The first lemma in p.35 says that every unitary representation of locally compact group $G$ is semisimple. In her notes, she defines a semisimple representation to be a representation which is a direct sum of irreducible representations.

On the other hand, people often say that the right regular representation of $G$ on $L^2(G)$, which is unitary, does not decompose into a direct sum of irreducible representations but it is a direct integral.

But if the above lemma by Murnaghan is correct, it seems that $L^2(G)$ must be a direct sum of irreducible representations.

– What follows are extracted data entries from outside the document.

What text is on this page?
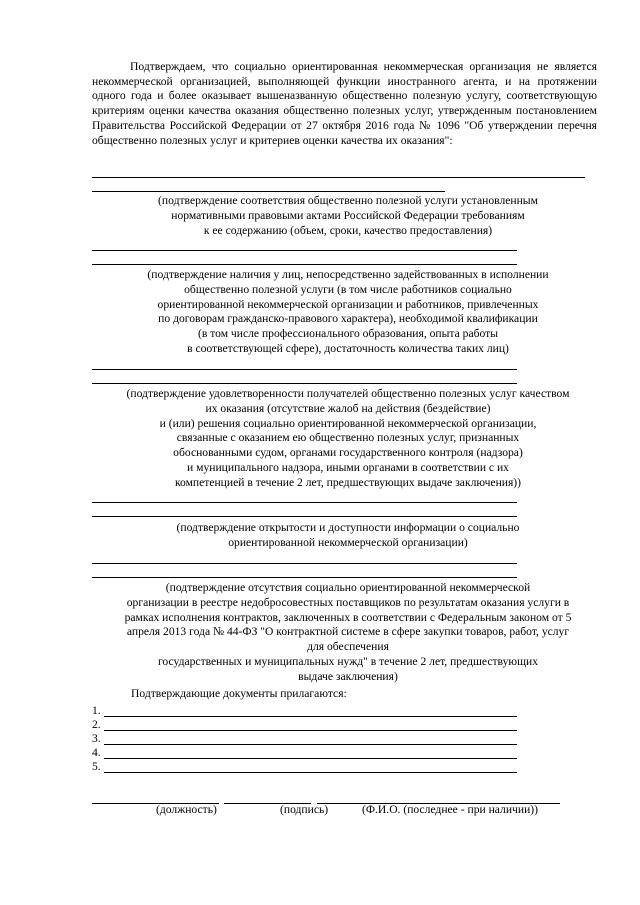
Подтверждаем, что социально ориентированная некоммерческая организация не является некоммерческой организацией, выполняющей функции иностранного агента, и на протяжении одного года и более оказывает вышеназванную общественно полезную услугу, соответствующую критериям оценки качества оказания общественно полезных услуг, утвержденным постановлением Правительства Российской Федерации от 27 октября 2016 года № 1096 "Об утверждении перечня общественно полезных услуг и критериев оценки качества их оказания":

(подтверждение соответствия общественно полезной услуги установленным
нормативными правовыми актами Российской Федерации требованиям
к ее содержанию (объем, сроки, качество предоставления)
(подтверждение наличия у лиц, непосредственно задействованных в исполнении
общественно полезной услуги (в том числе работников социально
ориентированной некоммерческой организации и работников, привлеченных
по договорам гражданско-правового характера), необходимой квалификации
(в том числе профессионального образования, опыта работы
в соответствующей сфере), достаточность количества таких лиц)
(подтверждение удовлетворенности получателей общественно полезных услуг качеством
их оказания (отсутствие жалоб на действия (бездействие)
и (или) решения социально ориентированной некоммерческой организации,
связанные с оказанием ею общественно полезных услуг, признанных
обоснованными судом, органами государственного контроля (надзора)
и муниципального надзора, иными органами в соответствии с их
компетенцией в течение 2 лет, предшествующих выдаче заключения))
(подтверждение открытости и доступности информации о социально
ориентированной некоммерческой организации)
(подтверждение отсутствия социально ориентированной некоммерческой
организации в реестре недобросовестных поставщиков по результатам оказания услуги в
рамках исполнения контрактов, заключенных в соответствии с Федеральным законом от 5
апреля 2013 года № 44-ФЗ "О контрактной системе в сфере закупки товаров, работ, услуг
для обеспечения
государственных и муниципальных нужд" в течение 2 лет, предшествующих
выдаче заключения)

Подтверждающие документы прилагаются:

1.
2.
3.
4.
5.

(должность)	(подпись)	(Ф.И.О. (последнее - при наличии))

I read the proof of the lemma in her note carefully, and noticed that even though she stated the lemma under the assumption that the group $G$ is $p$-adic and the representation is smooth, the proof goes through for any locally compact group and any uniterizable representation. Indeed, the proof only uses the property that any subrepresentation has the orthogonal complement and Zorn's lemma.

What am I missing?

Best Answer

Probably the version of "semi-simplicity" relevant in the context in those notes refers to a repn of $G$ that is admissible with respect to a compact subgroup $K$, in the sense that it is assumed to decompose with finite multiplicities over $K$. This assumption holds for repns induced from cuspidal repns on the compact itself, for example, as observed by Jacquet already in 1971. In such a context, the otherwise-too-glib remarks about complete-reducibility still reach a correct conclusion, even without completeness in a Hilbert-space sense.

The more down-to-earth situations, like $L^2(\mathbb R)$, or subspaces generated by rough functions on the circle, do not satisfy suitable "admissibility" conditions, perhaps-oddly.